Reader(path, password="", backend="cpp", n_threads=0, cache=None)

  • A level-2 password unlocks everything; a level-1 password reads the signal and technical metadata while section-3 subject metadata stays locked (info()["section3_available"] == False, subject fields None) and records are unavailable.

read(channel, t0=None, t1=None, n_threads=None)

Float64 samples on the uniform fs grid over [t0, t1) (whole channel by default): N = round((t1 - t0) * fs / 1e6) samples, discontinuity gaps filled with NaN, values scaled by the conversion factor. Windowed reads fetch only the needed bytes — cheap on huge sessions.

read_raw(channel, t0=None, t1=None, n_threads=None)

Dict with the stored samples (int32), a valid mask (0 in gaps), start_uutc, sampling_frequency, units_conversion_factor.

info(channel)

Dict: sampling_frequency, units_conversion_factor, units_description, start_time, end_time, number_of_samples (stored samples — gaps are not counted, so a gridded read usually returns more), recording_time_offset, n_segments, section3_available, and the section-3 subject fields (subject_name_1/2, subject_id, recording_location; None without level-2 access).

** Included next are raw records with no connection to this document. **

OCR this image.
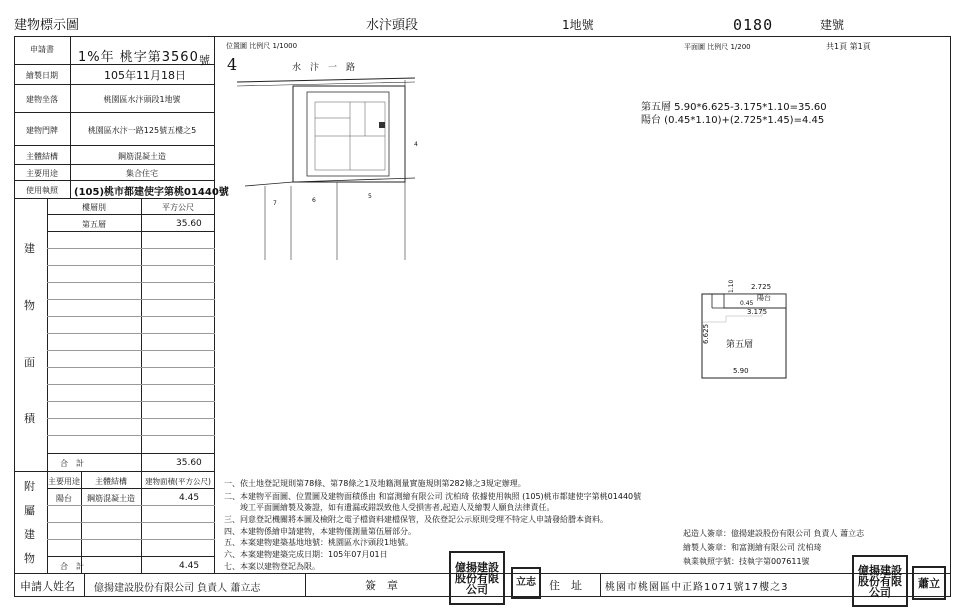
建物標示圖	水汴頭段	1地號	0180	建號
申請書
1%年 桃字第3560 號
繪製日期	105年11月18日
建物坐落	桃園區水汴頭段1地號
建物門牌	桃園區水汴一路125號五樓之5
主體結構	鋼筋混凝土造
主要用途	集合住宅
使用執照	(105)桃市都建使字第桃01440號
建
物
面
積
樓層別	平方公尺
第五層	35.60
合　計	35.60
附
屬
建
物
主要用途	主體結構	建物面積(平方公尺)
陽台	鋼筋混凝土造	4.45
合　計	4.45
位置圖 比例尺 1/1000
4	水　汴　一　路
7	6
5
4
平面圖 比例尺 1/200	共1頁 第1頁
第五層 5.90*6.625-3.175*1.10=35.60
陽台 (0.45*1.10)+(2.725*1.45)=4.45
2.725
1.10
陽台
0.45
3.175
6.625
第五層
5.90
一、依土地登記規則第78條、第78條之1及地籍測量實施規則第282條之3規定辦理。
二、本建物平面圖、位置圖及建物面積係由 和富測繪有限公司 沈柏琦 依據使用執照 (105)桃市都建使字第桃01440號
　　竣工平面圖繪製及簽證，如有遺漏或錯誤致他人受損害者,起造人及繪製人願負法律責任。
三、冋意登記機關將本圖及檢附之電子檔資料建檔保管，及依登記公示原則受理不特定人申請發給謄本資料。
四、本建物係繪申請建物，本建物僅測量第伍層部分。
五、本案建物建築基地地號：桃園區水汴頭段1地號。
六、本案建物建築完成日期：105年07月01日
七、本案以建物登記為限。
起造人簽章：億揚建設股份有限公司 負責人 蕭立志
繪製人簽章：和富測繪有限公司 沈柏琦
執業執照字號：技執字第007611號
申請人姓名 億揚建設股份有限公司 負責人 蕭立志	簽　章	住　址 桃園市桃園區中正路1071號17樓之3
億揚建設股份有限公司	立志
億揚建設股份有限公司
蕭立
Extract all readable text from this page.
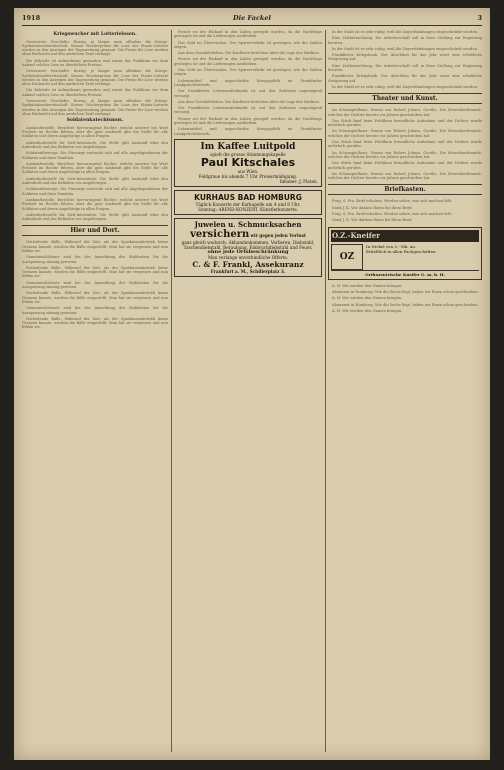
1918	Die Fackel	3
Kriegswucher mit Lotterielosen.

Gewisseste Geschäfte. Borsig, je länger man offenbar die Kriegs-Spekulationsbereitschaft. Krasse Wucherpreise für Lose der Staats-Lotterie werden in den Anzeigen der Tageszeitung genannt. Die Preise für Lose werden ohne Rücksicht auf den amtlichen Tarif verlangt.

Die Behörde ist aufmerksam geworden und warnt das Publikum vor dem Ankauf solcher Lose zu überhöhten Preisen.

Gewisseste Geschäfte. Borsig, je länger man offenbar die Kriegs-Spekulationsbereitschaft. Krasse Wucherpreise für Lose der Staats-Lotterie werden in den Anzeigen der Tageszeitung genannt. Die Preise für Lose werden ohne Rücksicht auf den amtlichen Tarif verlangt.

Die Behörde ist aufmerksam geworden und warnt das Publikum vor dem Ankauf solcher Lose zu überhöhten Preisen.

Gewisseste Geschäfte. Borsig, je länger man offenbar die Kriegs-Spekulationsbereitschaft. Krasse Wucherpreise für Lose der Staats-Lotterie werden in den Anzeigen der Tageszeitung genannt. Die Preise für Lose werden ohne Rücksicht auf den amtlichen Tarif verlangt.

Soldatenkatechismus.

Auskunftsstelle. Berichtet hervorragend Rechte, welche unserer bei Wort Freiheit im Rechte führen, aber die gute Auskunft gibt die Stelle für alle Soldaten und deren Angehörige in allen Fragen.

Aufenthaltsstelle für Zivil-Internierte. Die Stelle gibt Auskunft über den Aufenthalt und das Befinden von Angehörigen.

Soldatenfürsorge. Die Fürsorge erstreckt sich auf alle Angelegenheiten der Soldaten und ihrer Familien.

Auskunftsstelle. Berichtet hervorragend Rechte, welche unserer bei Wort Freiheit im Rechte führen, aber die gute Auskunft gibt die Stelle für alle Soldaten und deren Angehörige in allen Fragen.

Aufenthaltsstelle für Zivil-Internierte. Die Stelle gibt Auskunft über den Aufenthalt und das Befinden von Angehörigen.

Soldatenfürsorge. Die Fürsorge erstreckt sich auf alle Angelegenheiten der Soldaten und ihrer Familien.

Auskunftsstelle. Berichtet hervorragend Rechte, welche unserer bei Wort Freiheit im Rechte führen, aber die gute Auskunft gibt die Stelle für alle Soldaten und deren Angehörige in allen Fragen.

Aufenthaltsstelle für Zivil-Internierte. Die Stelle gibt Auskunft über den Aufenthalt und das Befinden von Angehörigen.

Hier und Dort.

Notleidende Bälle. Während der Zeit, als der Sparkassenbetrieb keine Grenzen kannte, wurden die Bälle eingestellt. Man hat sie vergessen und nun fehlen sie.

Gemeinwohlsleute sind bei der Anmeldung der Mahlzeiten für die Ausspeisung säumig gewesen.

Notleidende Bälle. Während der Zeit, als der Sparkassenbetrieb keine Grenzen kannte, wurden die Bälle eingestellt. Man hat sie vergessen und nun fehlen sie.

Gemeinwohlsleute sind bei der Anmeldung der Mahlzeiten für die Ausspeisung säumig gewesen.

Notleidende Bälle. Während der Zeit, als der Sparkassenbetrieb keine Grenzen kannte, wurden die Bälle eingestellt. Man hat sie vergessen und nun fehlen sie.

Gemeinwohlsleute sind bei der Anmeldung der Mahlzeiten für die Ausspeisung säumig gewesen.

Notleidende Bälle. Während der Zeit, als der Sparkassenbetrieb keine Grenzen kannte, wurden die Bälle eingestellt. Man hat sie vergessen und nun fehlen sie.

Ferner sei der Einkauf in den Läden geregelt worden, da die Nachfrage gestiegen ist und die Lieferungen ausbleiben.

Das Geld im Überwachen. Der Sparerverkehr ist gestiegen, wie die Zahlen zeigen.

Aus dem Geschäftsleben. Die Kaufleute berichten über die Lage des Marktes.

Ferner sei der Einkauf in den Läden geregelt worden, da die Nachfrage gestiegen ist und die Lieferungen ausbleiben.

Das Geld im Überwachen. Der Sparerverkehr ist gestiegen, wie die Zahlen zeigen.

Lebensmittel und ungeschickte Kriegspolitik im Frankfurter Landgerichtsbezirk.

Der Frankfurter Lebensmittelmarkt ist mit den Zufuhren ungenügend versorgt.

Aus dem Geschäftsleben. Die Kaufleute berichten über die Lage des Marktes.

Der Frankfurter Lebensmittelmarkt ist mit den Zufuhren ungenügend versorgt.

Ferner sei der Einkauf in den Läden geregelt worden, da die Nachfrage gestiegen ist und die Lieferungen ausbleiben.

Lebensmittel und ungeschickte Kriegspolitik im Frankfurter Landgerichtsbezirk.

Im Kaffee Luitpold
spielt die grosse Stimmungskapelle
Paul Kitschales
aus Wien.
Feldgraue bis abends 7 Uhr Preisermäßigung.
Inhaber: J. Platen.
KURHAUS BAD HOMBURG
Täglich Konzerte der Kurkapelle um 4 und 8 Uhr.
Sonntag: ABEND-KONZERT. Künstlerkonzerte.
Juwelen u. Schmucksachen
versichern wir gegen jeden Verlust
ganz gleich wodurch: Abhandenkommen, Verlieren, Diebstahl, Taschendiebstahl, Beraubung, Einbruchdiebstahl und Feuer.
ohne jede Ortsbeschränkung
Man verlange unverbindliche Offerte.
C. & F. Frankl, Assekuranz
Frankfurt a. M., Schillerplatz 3.

In der Stadt ist es sehr ruhig, weil die Zugverbindungen eingeschränkt wurden.

Eine Zeitbetrachtung. Die Arbeiterschaft soll in ihrer Stellung zur Regierung beraten.

In der Stadt ist es sehr ruhig, weil die Zugverbindungen eingeschränkt wurden.

Frankfurter Kriegsbank. Der Abschluss für das Jahr weist eine erhebliche Steigerung auf.

Eine Zeitbetrachtung. Die Arbeiterschaft soll in ihrer Stellung zur Regierung beraten.

Frankfurter Kriegsbank. Der Abschluss für das Jahr weist eine erhebliche Steigerung auf.

In der Stadt ist es sehr ruhig, weil die Zugverbindungen eingeschränkt wurden.

Theater und Kunst.

Im Schauspielhaus: Drama von Robert Johnes, Goethe, Die Menschenfreunde, welches der Dichter bereits vor Jahren geschrieben hat.

Das Stück fand beim Publikum freundliche Aufnahme und der Dichter wurde mehrfach gerufen.

Im Schauspielhaus: Drama von Robert Johnes, Goethe, Die Menschenfreunde, welches der Dichter bereits vor Jahren geschrieben hat.

Das Stück fand beim Publikum freundliche Aufnahme und der Dichter wurde mehrfach gerufen.

Im Schauspielhaus: Drama von Robert Johnes, Goethe, Die Menschenfreunde, welches der Dichter bereits vor Jahren geschrieben hat.

Das Stück fand beim Publikum freundliche Aufnahme und der Dichter wurde mehrfach gerufen.

Im Schauspielhaus: Drama von Robert Johnes, Goethe, Die Menschenfreunde, welches der Dichter bereits vor Jahren geschrieben hat.

Briefkasten.

Frag. S. Fra. Brief erhalten. Werden sehen, was sich machen läßt.

Dank J. K. Wir danken Ihnen für Ihren Brief.

Frag. S. Fra. Brief erhalten. Werden sehen, was sich machen läßt.

Dank J. K. Wir danken Ihnen für Ihren Brief.

O.Z.-Kneifer
OZ
In Nickel von 3,- Mk. an.
Erhältlich in allen Fachgeschäften.
Orthozentrische Kneifer G. m. b. H.

A. H. Wir werden den Namen bringen.

Abonnent in Homburg. Wie die Sache liegt, haben wir Ihnen schon geschrieben.

A. H. Wir werden den Namen bringen.

Abonnent in Homburg. Wie die Sache liegt, haben wir Ihnen schon geschrieben.

A. H. Wir werden den Namen bringen.
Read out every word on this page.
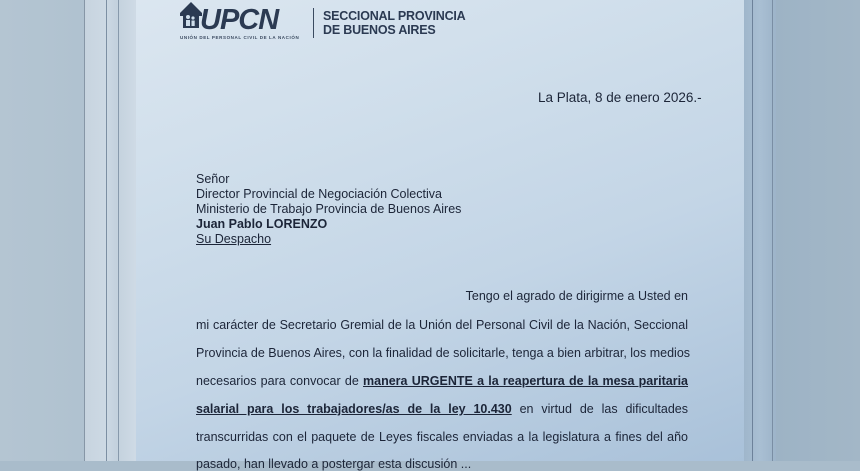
UPCN
UNIÓN DEL PERSONAL CIVIL DE LA NACIÓN
SECCIONAL PROVINCIA
DE BUENOS AIRES
La Plata, 8 de enero 2026.-
Señor
Director Provincial de Negociación Colectiva
Ministerio de Trabajo Provincia de Buenos Aires
Juan Pablo LORENZO
Su Despacho
Tengo el agrado de dirigirme a Usted en
mi carácter de Secretario Gremial de la Unión del Personal Civil de la Nación, Seccional
Provincia de Buenos Aires, con la finalidad de solicitarle, tenga a bien arbitrar, los medios
necesarios para convocar de manera URGENTE a la reapertura de la mesa paritaria
salarial para los trabajadores/as de la ley 10.430 en virtud de las dificultades
transcurridas con el paquete de Leyes fiscales enviadas a la legislatura a fines del año
pasado, han llevado a postergar esta discusión ...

segments(channel) and toc(channel)

segments maps what data is where — one dict per segment with start_time/end_time, start_sample, number_of_samples, number_of_blocks, path — from metadata only (nothing decoded), so it is cheap even for huge, gap-riddled sessions. toc is the finer per-RED-block view (start time, sample counts, extrema, discontinuity flags).

Warm-start cache (opt-in)

mef3io.Reader("session.mefd", cache="auto")           # per-user OS cache dir
mef3io.Reader("session.mefd", cache="/data/s.cache")  # persistent snapshot

Snapshots channel metadata so warm opens serve channels/info without touching the session tree, deferring the backend until a data read. Invalidated automatically on any size/mtime change and on write.

Legacy drop-in (mef_tools compatibility)

# from mef_tools.io import MefReader, MefWriter
from mef3io import MefReader, MefWriter

Same call shapes, defaults, and return shapes as mef_tools.io: write_data (NaN-gap splitting, precision inference, integer arrays take the int32 primitive path, in-segment appends), write_annotations, get_data / get_raw_data / get_property / get_channel_info / get_annotations, plus the legacy writer knobs (mef_block_len, get_mefblock_len, max_nans_written, record_offset). Differences from the legacy stack are measured and documented in the comparison.

Parallelism

RED block decode/encode run on an internal thread pool (n_threads: 0 = all cores, 1 = serial; per-call override on reads). Output is byte-identical regardless of thread count, and the bindings release the GIL, so external dataloader parallelism is safe.